Yesterday, the CBN announced a foreign exchange policy regime which is already being interpreted by many local and foreign analysts as devaluation of the naira. Instead of doing another pegging of the exchange rate, the bank’s governor, Godwin Emefiele said: “The exchange rate would be purely market-driven. I don’t expect that any other exchange rate will be recognized. ”
Indeed, the general expectation is that this move by the CBN will bring about devaluation by as much as 36 per cent by June 20 when a new trading system begins.
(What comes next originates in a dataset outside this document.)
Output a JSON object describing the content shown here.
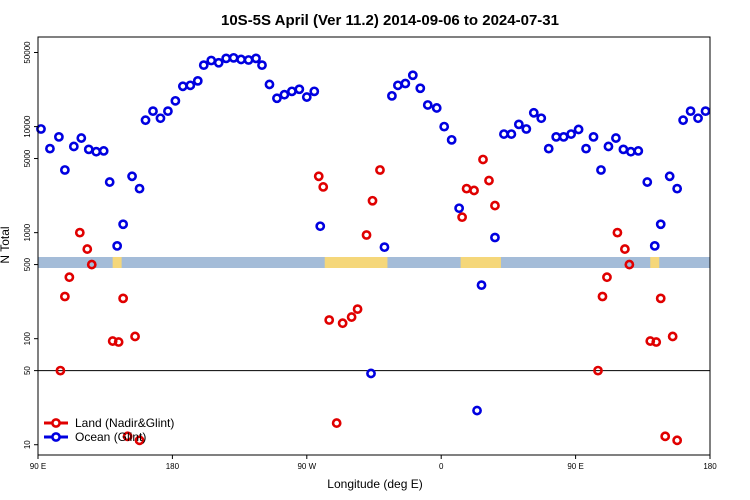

Some of the finer details of the new policy are that CBN will select a group of about 10 primary forex dealers through which the naira will be traded. Even so, there will be only a single exchange rate meaning that the dealers will trade at the same rate. CBN’s intervention in the market by buying and selling forex is not ruled out but the policy says it will do so “as the need arises.” In the words of Emefiele: “We are talking about an open, transparent two-way system.”
If nothing else, the new policy also shows that President Muhammadu Buhari has yielded to pressure over the issue of devaluation. The President had before now insisted that Nigeria would gain nothing from devaluation but would lose in the long run. His argument was that the country had no local products or services where exportation would be encouraged by devaluation of the naira.
The position of both the Presidency and CBN was therefore in favour of putting a peg on the exchange rate. As it has been lately, the peg is 197-199 naira to a dollar. However, at the open market or parallel market which Nigerians call ‘the real market,’ the naira has even gone for 370 to the dollar.